Success & Challenges running Spark on Kubernetes at scale (Data Mechanics)

About the webinar

Jean-Yves is the co-founder of Data Mechanics, a cloud-native Spark platform for data engineers, which aims to be a more developer-friendly and cost-effective alternative to services like EMR, Dataproc, and Databricks. The Data Mechanics platform is deployed on a managed Kubernetes cluster inside their customer's cloud account (AWS, GCP, or Azure). Prior to Data Mechanics, JY was one of the early engineers at Databricks.

Since 2018, Spark users can natively run Spark on Kubernetes instead of Hadoop YARN as a resource manager. Kubernetes offers advantages such as native containerization, faster startup time, cost-reductions, and a rich ecosystem of tools. The release of Spark 3.1expected in early 2021 declares Kubernetes integration GA and production-ready. With this new development, Kubernetes is expected to become the new standard for running Spark.

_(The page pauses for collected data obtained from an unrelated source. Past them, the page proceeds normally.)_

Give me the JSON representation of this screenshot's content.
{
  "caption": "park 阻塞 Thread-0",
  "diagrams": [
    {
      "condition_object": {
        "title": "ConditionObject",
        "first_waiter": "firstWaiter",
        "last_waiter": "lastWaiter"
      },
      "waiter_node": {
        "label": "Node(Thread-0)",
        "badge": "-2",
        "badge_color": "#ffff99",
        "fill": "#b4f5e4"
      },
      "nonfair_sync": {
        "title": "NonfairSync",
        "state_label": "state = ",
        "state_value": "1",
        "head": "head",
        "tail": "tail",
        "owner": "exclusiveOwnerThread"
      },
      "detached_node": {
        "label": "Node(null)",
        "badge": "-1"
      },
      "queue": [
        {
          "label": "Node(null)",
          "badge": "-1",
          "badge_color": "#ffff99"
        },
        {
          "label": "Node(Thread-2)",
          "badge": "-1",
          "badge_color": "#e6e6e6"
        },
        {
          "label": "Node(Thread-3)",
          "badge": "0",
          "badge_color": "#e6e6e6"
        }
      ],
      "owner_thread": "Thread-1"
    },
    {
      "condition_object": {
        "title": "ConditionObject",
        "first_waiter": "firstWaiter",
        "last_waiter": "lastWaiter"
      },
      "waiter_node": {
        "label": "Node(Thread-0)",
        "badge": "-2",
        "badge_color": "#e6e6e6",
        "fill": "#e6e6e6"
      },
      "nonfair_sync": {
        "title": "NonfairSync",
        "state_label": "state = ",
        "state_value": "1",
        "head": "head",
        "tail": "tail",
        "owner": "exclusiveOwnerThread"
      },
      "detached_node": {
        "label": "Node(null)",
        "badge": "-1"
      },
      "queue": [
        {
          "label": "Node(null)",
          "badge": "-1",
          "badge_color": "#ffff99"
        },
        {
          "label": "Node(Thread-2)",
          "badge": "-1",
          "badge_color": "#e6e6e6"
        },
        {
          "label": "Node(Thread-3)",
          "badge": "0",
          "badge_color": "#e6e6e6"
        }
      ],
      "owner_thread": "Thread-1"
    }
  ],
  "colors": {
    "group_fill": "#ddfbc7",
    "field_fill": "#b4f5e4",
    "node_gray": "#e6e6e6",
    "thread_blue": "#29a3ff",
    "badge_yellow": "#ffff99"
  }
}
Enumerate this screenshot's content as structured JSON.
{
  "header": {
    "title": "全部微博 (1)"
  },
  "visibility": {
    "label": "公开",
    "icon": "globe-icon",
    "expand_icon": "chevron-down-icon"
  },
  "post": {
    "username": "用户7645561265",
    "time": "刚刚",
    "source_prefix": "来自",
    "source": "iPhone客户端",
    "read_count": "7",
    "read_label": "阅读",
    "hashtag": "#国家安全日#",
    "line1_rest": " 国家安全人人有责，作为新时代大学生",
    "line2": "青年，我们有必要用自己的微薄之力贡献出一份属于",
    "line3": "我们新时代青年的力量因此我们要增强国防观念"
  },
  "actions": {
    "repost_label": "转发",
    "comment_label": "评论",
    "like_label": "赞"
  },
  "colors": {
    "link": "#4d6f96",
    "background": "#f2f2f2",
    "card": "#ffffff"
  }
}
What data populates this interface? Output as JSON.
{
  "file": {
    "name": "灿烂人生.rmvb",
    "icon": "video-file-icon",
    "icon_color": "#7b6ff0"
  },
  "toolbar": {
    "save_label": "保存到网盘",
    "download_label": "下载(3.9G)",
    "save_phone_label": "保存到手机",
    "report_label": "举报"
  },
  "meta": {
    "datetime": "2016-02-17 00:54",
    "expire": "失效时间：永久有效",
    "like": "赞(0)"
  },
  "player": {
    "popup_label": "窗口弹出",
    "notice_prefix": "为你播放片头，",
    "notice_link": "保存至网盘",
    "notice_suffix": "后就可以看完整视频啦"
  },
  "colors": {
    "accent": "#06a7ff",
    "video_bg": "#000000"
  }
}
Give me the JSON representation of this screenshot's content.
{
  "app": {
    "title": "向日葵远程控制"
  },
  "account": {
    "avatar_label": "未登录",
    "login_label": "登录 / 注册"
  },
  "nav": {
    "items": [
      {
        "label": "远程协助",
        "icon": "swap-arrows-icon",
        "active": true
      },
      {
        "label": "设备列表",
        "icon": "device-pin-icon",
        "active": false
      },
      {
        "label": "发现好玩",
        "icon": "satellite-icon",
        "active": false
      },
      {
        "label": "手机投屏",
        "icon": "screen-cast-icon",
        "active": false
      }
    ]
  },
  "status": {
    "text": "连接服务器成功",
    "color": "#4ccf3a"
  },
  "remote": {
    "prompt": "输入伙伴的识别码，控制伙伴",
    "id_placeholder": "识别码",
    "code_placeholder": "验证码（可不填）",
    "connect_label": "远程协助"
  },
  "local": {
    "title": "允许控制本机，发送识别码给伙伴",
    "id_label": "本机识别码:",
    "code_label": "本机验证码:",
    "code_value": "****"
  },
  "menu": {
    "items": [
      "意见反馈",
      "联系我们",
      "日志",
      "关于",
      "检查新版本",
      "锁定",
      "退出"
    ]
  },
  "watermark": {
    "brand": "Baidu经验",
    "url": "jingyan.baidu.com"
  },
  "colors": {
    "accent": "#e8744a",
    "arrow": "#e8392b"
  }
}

In this talk, JY will start off with a brief introduction to Spark on Kubernetes. From there, he will continue his talk with his lessons learned while helping customers adopt this technology as CEO of Data Mechanics.

A technical talk, with concrete code examples, tips, and a risky live demo! No prior experience with Spark or Kubernetes is required, though basic technical knowledge in one or the other will help you make the most of this talk.